Breath of Fire II Review (SNES, 1994)

You can tell this one came out only a year after its predecessor, as Breath of Fire II is very similar to the series originator from 1993. This game improves on the first one in many ways: Better visuals, better music, better story and writing. And yet it doesn't quite reach for the top of its genre. A horrid encounter rate unfortunately drags this one down to another exercise in patience.

Breath of Fire II (in japan with the subtitle "The Chosen One") starts off very promising. In fact it does so with one of the better RPG opening sequences I have experienced. The events in the intro are very eerie and dreamlike, so much that even after beating the game I never quite developed the feeling that I wasn't playing a dream. After a 10 year time skip the game begins proper. It takes a long time for the plot to build up and connect to the events of the opening, but the subplots leading up to the climax are all very well written. Unlike the first game this one has a strong emphasis on each of the playable characters, as they all get their own story arcs and developments. The plot as a whole could be snarkily reduced to "An ancient evil has awoken", but I feel there is a not so subtle meaning behind the events of Breath of Fire II that holds value not even, but more so, today than at the time of its initial release.

But despite the vastly improved storytelling, graphics and music the gameplay barely differs from that of the original Breath of Fire. Once again each character comes with a unique skill to be used on the overworld and on map screeens. However the amount of secrets hidden behind the use of these has been reduced a lot. Despite its open world Breath II feels significantly more straightforward than is predecessor. The protagonist's dragon transformations are now single-use skills that deal major damage in exchange for all of his MP. However there are shamans hidden all over the world that can be combined with the other characters. Some of these combinations result in entirely new appearances, it's quite reminiscent of fusions in Dragon Ball Z. But what sounds cool on paper does very little in terms of gameplay. Fused characters are merely stronger versions of their normal selves, there is not as much customization as one would believe.

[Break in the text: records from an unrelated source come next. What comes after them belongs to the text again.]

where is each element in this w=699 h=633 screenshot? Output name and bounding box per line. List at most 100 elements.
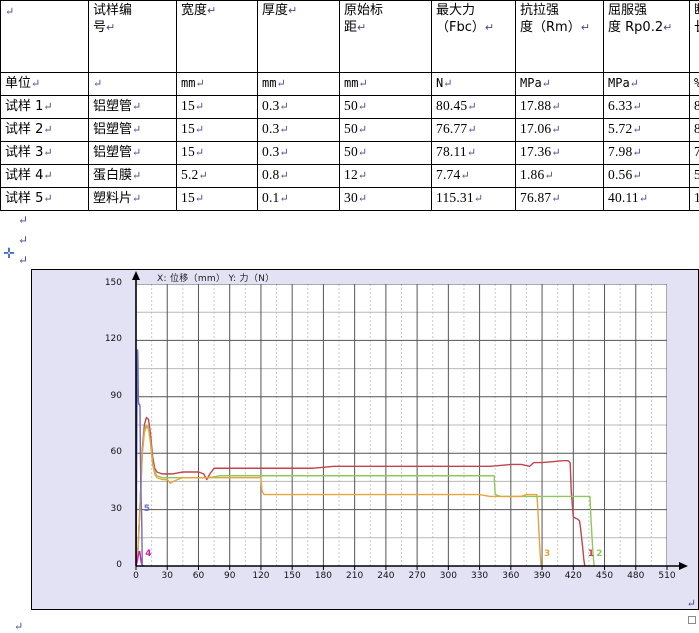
- cell-width: 15↵: [176, 187, 258, 211]
- cell-yield-strength: 6.33↵: [603, 95, 690, 119]
- cell-material: 塑料片↵: [88, 187, 177, 211]
- paragraph-mark: ↵: [18, 233, 29, 247]
- cell-sample-name: 试样 1↵: [0, 95, 89, 119]
- x-axis-tick-label: 120: [252, 571, 270, 581]
- header-line: 屈服强: [608, 3, 648, 18]
- chart-series-label-1: 1: [587, 549, 595, 560]
- x-axis-tick-label: 270: [408, 571, 426, 581]
- cell-thickness: 0.3↵: [257, 118, 340, 142]
- header-line: 断裂伸: [694, 2, 699, 19]
- cell-thickness: 0.1↵: [257, 187, 340, 211]
- y-axis-tick-label: 60: [110, 447, 122, 458]
- header-line: 抗拉强: [520, 3, 560, 18]
- y-axis-tick-label: 90: [110, 390, 122, 401]
- x-axis-tick-label: 420: [564, 571, 582, 581]
- cell-max-force: 76.77↵: [431, 118, 516, 142]
- table-row: 试样 4↵ 蛋白膜↵ 5.2↵ 0.8↵ 12↵ 7.74↵ 1.86↵ 0.5…: [0, 164, 699, 188]
- header-line: 厚度↵: [262, 3, 298, 18]
- cell-tensile-strength: 76.87↵: [515, 187, 604, 211]
- cell-material: 铝塑管↵: [88, 141, 177, 165]
- cell-tensile-strength: 1.86↵: [515, 164, 604, 188]
- header-line: 原始标: [344, 3, 384, 18]
- header-cell-yield-strength: 屈服强 度 Rp0.2↵: [603, 0, 690, 73]
- cell-gauge-length: 50↵: [339, 141, 432, 165]
- cell-thickness: 0.8↵: [257, 164, 340, 188]
- header-line: 最大力: [436, 3, 476, 18]
- header-line: 度 Rp0.2↵: [608, 20, 673, 35]
- paragraph-mark: ↵: [18, 253, 29, 267]
- cell-max-force: 7.74↵: [431, 164, 516, 188]
- y-axis-tick-label: 0: [116, 560, 122, 570]
- chart-series-5: [136, 349, 143, 566]
- cell-material: 蛋白膜↵: [88, 164, 177, 188]
- cell-thickness: 0.3↵: [257, 95, 340, 119]
- paragraph-mark: ↵: [18, 213, 29, 227]
- x-axis-tick-label: 510: [658, 571, 676, 581]
- header-cell-sample-no: 试样编 号↵: [88, 0, 177, 73]
- header-line: 度（Rm）↵: [520, 20, 590, 35]
- cell-thickness: 0.3↵: [257, 141, 340, 165]
- cell-elongation: 848.61↵: [689, 95, 699, 119]
- cell-elongation: 19.98↵: [689, 187, 699, 211]
- cell-elongation: 59.02↵: [689, 164, 699, 188]
- header-cell-tensile-strength: 抗拉强 度（Rm）↵: [515, 0, 604, 73]
- y-axis-tick-label: 30: [110, 503, 122, 514]
- header-line: 长率: [694, 19, 699, 36]
- cell-sample-name: 试样 3↵: [0, 141, 89, 165]
- table-row: 试样 2↵ 铝塑管↵ 15↵ 0.3↵ 50↵ 76.77↵ 17.06↵ 5.…: [0, 118, 699, 142]
- paragraph-mark: ↵: [14, 621, 24, 633]
- header-cell-thickness: 厚度↵: [257, 0, 340, 73]
- chart-series-label-5: 5: [143, 504, 150, 515]
- cell-sample-name: 试样 2↵: [0, 118, 89, 142]
- x-axis-tick-label: 330: [470, 571, 489, 581]
- blank-paragraph-area: ↵ ↵ ↵: [0, 210, 699, 270]
- table-header-row: ↵ 试样编 号↵ 宽度↵ 厚度↵ 原始标 距↵ 最大力 （Fbc）↵: [0, 0, 699, 73]
- cell-gauge-length: 50↵: [339, 95, 432, 119]
- cell-width: 15↵: [176, 118, 258, 142]
- chart-series-label-3: 3: [544, 549, 551, 560]
- unit-cell-label: 单位↵: [0, 72, 89, 96]
- cell-tensile-strength: 17.06↵: [515, 118, 604, 142]
- header-cell-width: 宽度↵: [176, 0, 258, 73]
- force-displacement-chart[interactable]: X: 位移（mm） Y: 力（N） 0 30 60 90 120 150 0 30 60 90 12…: [31, 269, 699, 610]
- cell-max-force: 115.31↵: [431, 187, 516, 211]
- cell-sample-name: 试样 4↵: [0, 164, 89, 188]
- cell-sample-name: 试样 5↵: [0, 187, 89, 211]
- header-line: 宽度↵: [181, 3, 217, 18]
- unit-cell-max-force: N↵: [431, 72, 516, 96]
- header-cell-elongation: 断裂伸 长率 （At）↵: [689, 0, 699, 73]
- chart-series-label-4: 4: [145, 549, 152, 560]
- cell-yield-strength: 40.11↵: [603, 187, 690, 211]
- cell-gauge-length: 12↵: [339, 164, 432, 188]
- x-axis-tick-label: 30: [161, 571, 173, 581]
- x-axis-tick-label: 90: [223, 571, 236, 581]
- move-handle-icon[interactable]: ✛: [3, 247, 15, 262]
- table-unit-row: 单位↵ ↵ mm↵ mm↵ mm↵ N↵ MPa↵ MPa↵ %↵: [0, 72, 699, 96]
- cell-gauge-length: 30↵: [339, 187, 432, 211]
- x-axis-tick-label: 390: [533, 571, 551, 581]
- paragraph-mark: ↵: [686, 598, 696, 610]
- x-axis-tick-label: 150: [283, 571, 301, 581]
- y-axis-tick-label: 150: [104, 278, 122, 288]
- object-anchor-marker: [688, 616, 696, 624]
- header-cell-max-force: 最大力 （Fbc）↵: [431, 0, 516, 73]
- header-cell-gauge-length: 原始标 距↵: [339, 0, 432, 73]
- header-line: 试样编: [93, 3, 133, 18]
- header-line: （At）↵: [694, 36, 699, 53]
- chart-series-label-2: 2: [596, 549, 603, 560]
- cell-gauge-length: 50↵: [339, 118, 432, 142]
- cell-yield-strength: 7.98↵: [603, 141, 690, 165]
- table-body: ↵ 试样编 号↵ 宽度↵ 厚度↵ 原始标 距↵ 最大力 （Fbc）↵: [0, 0, 699, 211]
- chart-series-3: [136, 426, 542, 566]
- pilcrow-mark: ↵: [5, 6, 15, 18]
- table-row: 试样 3↵ 铝塑管↵ 15↵ 0.3↵ 50↵ 78.11↵ 17.36↵ 7.…: [0, 141, 699, 165]
- x-axis-tick-label: 210: [346, 571, 364, 581]
- chart-inner: X: 位移（mm） Y: 力（N） 0 30 60 90 120 150 0 30 60 90 12…: [32, 270, 698, 609]
- x-axis-tick-label: 360: [502, 571, 520, 581]
- chart-svg: [136, 284, 667, 566]
- table-row: 试样 5↵ 塑料片↵ 15↵ 0.1↵ 30↵ 115.31↵ 76.87↵ 4…: [0, 187, 699, 211]
- x-axis-tick-label: 0: [133, 571, 139, 581]
- cell-max-force: 80.45↵: [431, 95, 516, 119]
- unit-cell-thickness: mm↵: [257, 72, 340, 96]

There are few moments in the game where the player has the opportunity to teach skills to a character of their choosing, but this is the extend of that Breath of Fire II allows in terms of character customization. The gameplay experience feels as static as it did in Breath of Fire. Unfortunatly the encounter rate has only gone up. Many dungeons force you into an encounter every two to three steps (I wish I was exaggerating!). The last dungeon alone took me no less than 5 to 6 hours. At least the developers loosened the leveling curves a little, so it no longer takes forever for some characters to gain new levels.

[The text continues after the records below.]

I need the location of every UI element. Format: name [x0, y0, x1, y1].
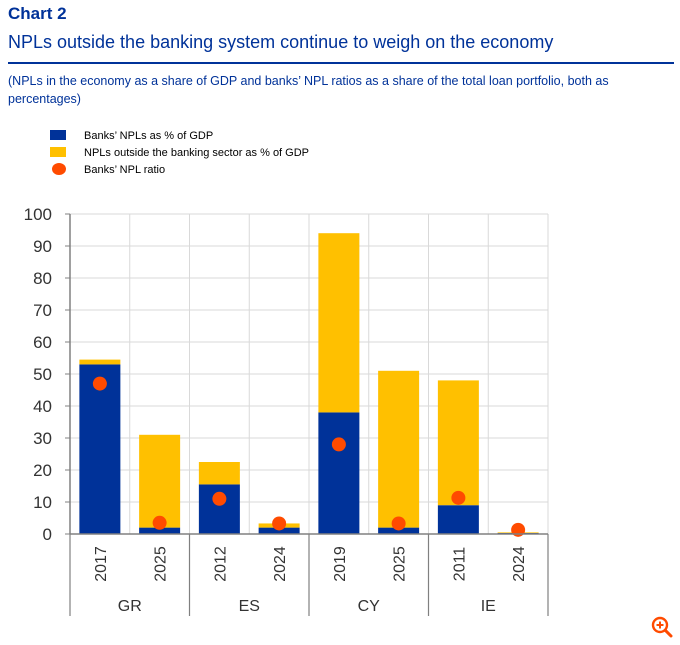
- bar-banks-npls: [437, 505, 479, 534]
- y-tick-label: 70: [33, 301, 52, 320]
- legend-swatch-yellow: [50, 147, 66, 157]
- x-group-label: CY: [358, 598, 381, 615]
- bar-outside-npls: [318, 233, 360, 413]
- bar-outside-npls: [198, 462, 240, 485]
- dot-npl-ratio: [331, 437, 346, 452]
- y-tick-label: 30: [33, 429, 52, 448]
- legend-item-npl-ratio: Banks’ NPL ratio: [50, 163, 309, 180]
- legend-label: NPLs outside the banking sector as % of …: [84, 147, 310, 159]
- y-tick-label: 40: [33, 397, 52, 416]
- y-tick-label: 10: [33, 493, 52, 512]
- x-tick-label: 2017: [93, 546, 110, 582]
- x-group-label: ES: [239, 598, 260, 615]
- bar-banks-npls: [258, 527, 300, 534]
- bar-banks-npls: [139, 527, 181, 534]
- chart-subtitle: (NPLs in the economy as a share of GDP a…: [8, 74, 609, 106]
- bar-outside-npls: [79, 359, 121, 365]
- y-tick-label: 0: [43, 525, 52, 544]
- dot-npl-ratio: [152, 515, 167, 530]
- dot-npl-ratio: [391, 516, 406, 531]
- legend-label: Banks’ NPLs as % of GDP: [84, 130, 214, 142]
- dot-npl-ratio: [451, 490, 466, 505]
- legend-swatch-blue: [50, 130, 66, 140]
- bar-outside-npls: [139, 434, 181, 528]
- x-tick-label: 2011: [451, 547, 468, 582]
- bar-outside-npls: [378, 370, 420, 528]
- x-tick-label: 2025: [392, 546, 409, 582]
- bar-banks-npls: [318, 412, 360, 534]
- bar-banks-npls: [378, 527, 420, 534]
- legend-item-outside-npls: NPLs outside the banking sector as % of …: [50, 146, 309, 163]
- legend-swatch-orange-dot: [52, 163, 66, 175]
- y-tick-label: 80: [33, 269, 52, 288]
- bar-outside-npls: [437, 380, 479, 506]
- x-tick-label: 2024: [511, 546, 528, 582]
- y-tick-label: 100: [24, 205, 52, 224]
- y-tick-label: 90: [33, 237, 52, 256]
- chart-label: Chart 2: [8, 4, 67, 23]
- title-divider: [8, 62, 674, 64]
- y-tick-label: 50: [33, 365, 52, 384]
- legend-item-banks-npls: Banks’ NPLs as % of GDP: [50, 129, 309, 146]
- x-tick-label: 2024: [272, 546, 289, 582]
- y-tick-label: 20: [33, 461, 52, 480]
- dot-npl-ratio: [212, 491, 227, 506]
- chart-title: NPLs outside the banking system continue…: [8, 32, 554, 52]
- bar-banks-npls: [79, 364, 121, 534]
- x-group-label: IE: [481, 598, 496, 615]
- dot-npl-ratio: [92, 376, 107, 391]
- x-tick-label: 2025: [153, 546, 170, 582]
- legend-label: Banks’ NPL ratio: [84, 164, 166, 176]
- y-tick-label: 60: [33, 333, 52, 352]
- x-tick-label: 2019: [332, 546, 349, 582]
- legend: Banks’ NPLs as % of GDP NPLs outside the…: [50, 129, 309, 180]
- dot-npl-ratio: [272, 516, 287, 531]
- zoom-in-icon[interactable]: [650, 615, 674, 639]
- x-tick-label: 2012: [212, 546, 229, 582]
- x-group-label: GR: [118, 598, 142, 615]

The game has a town-building mechanic that I'm sure was quite impressive for an otherwise regular RPG of its time. However much like the fusion mechanic this is just a neat addition to an otherwise medicore game experience. It's a cool idea that doesn't save the game from its tedious dungeons.

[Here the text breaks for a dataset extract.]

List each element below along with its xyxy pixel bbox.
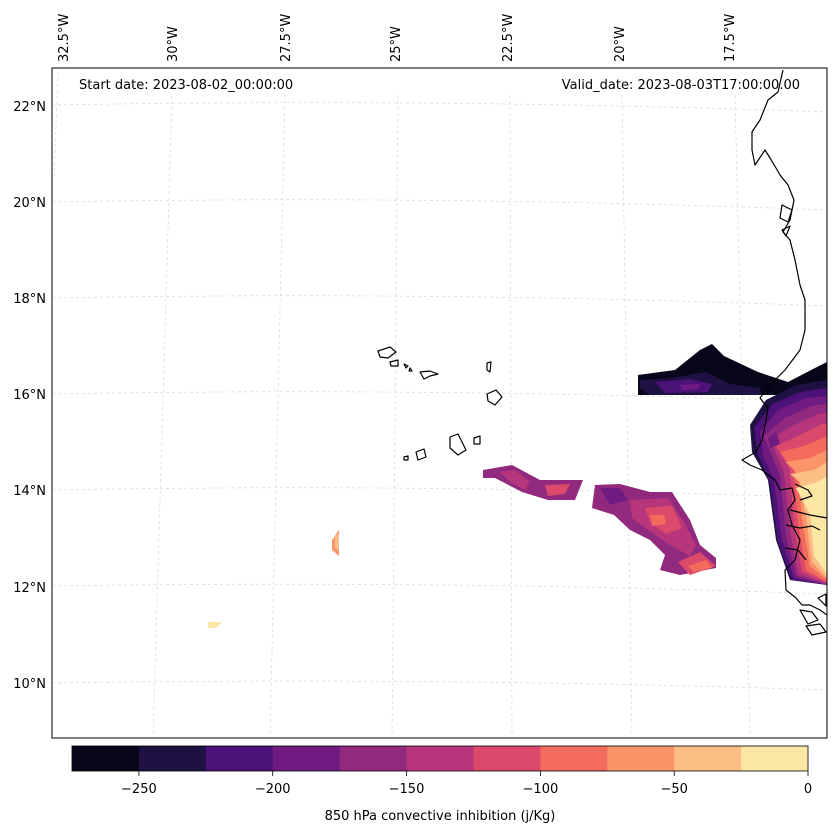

Everything said Breath of Fire II is much like its ancestor a game only for hardcore fans. If the gameplay wasn't as brutal I would heartily recommend it for its story and characters, but with still lackluster character customization and random encounters almost every step I find this to be a hard sell for most people. The Game Boy Advance port may have improved on the aspects that bring the original SNES release down, but I can't comment on what I haven't played.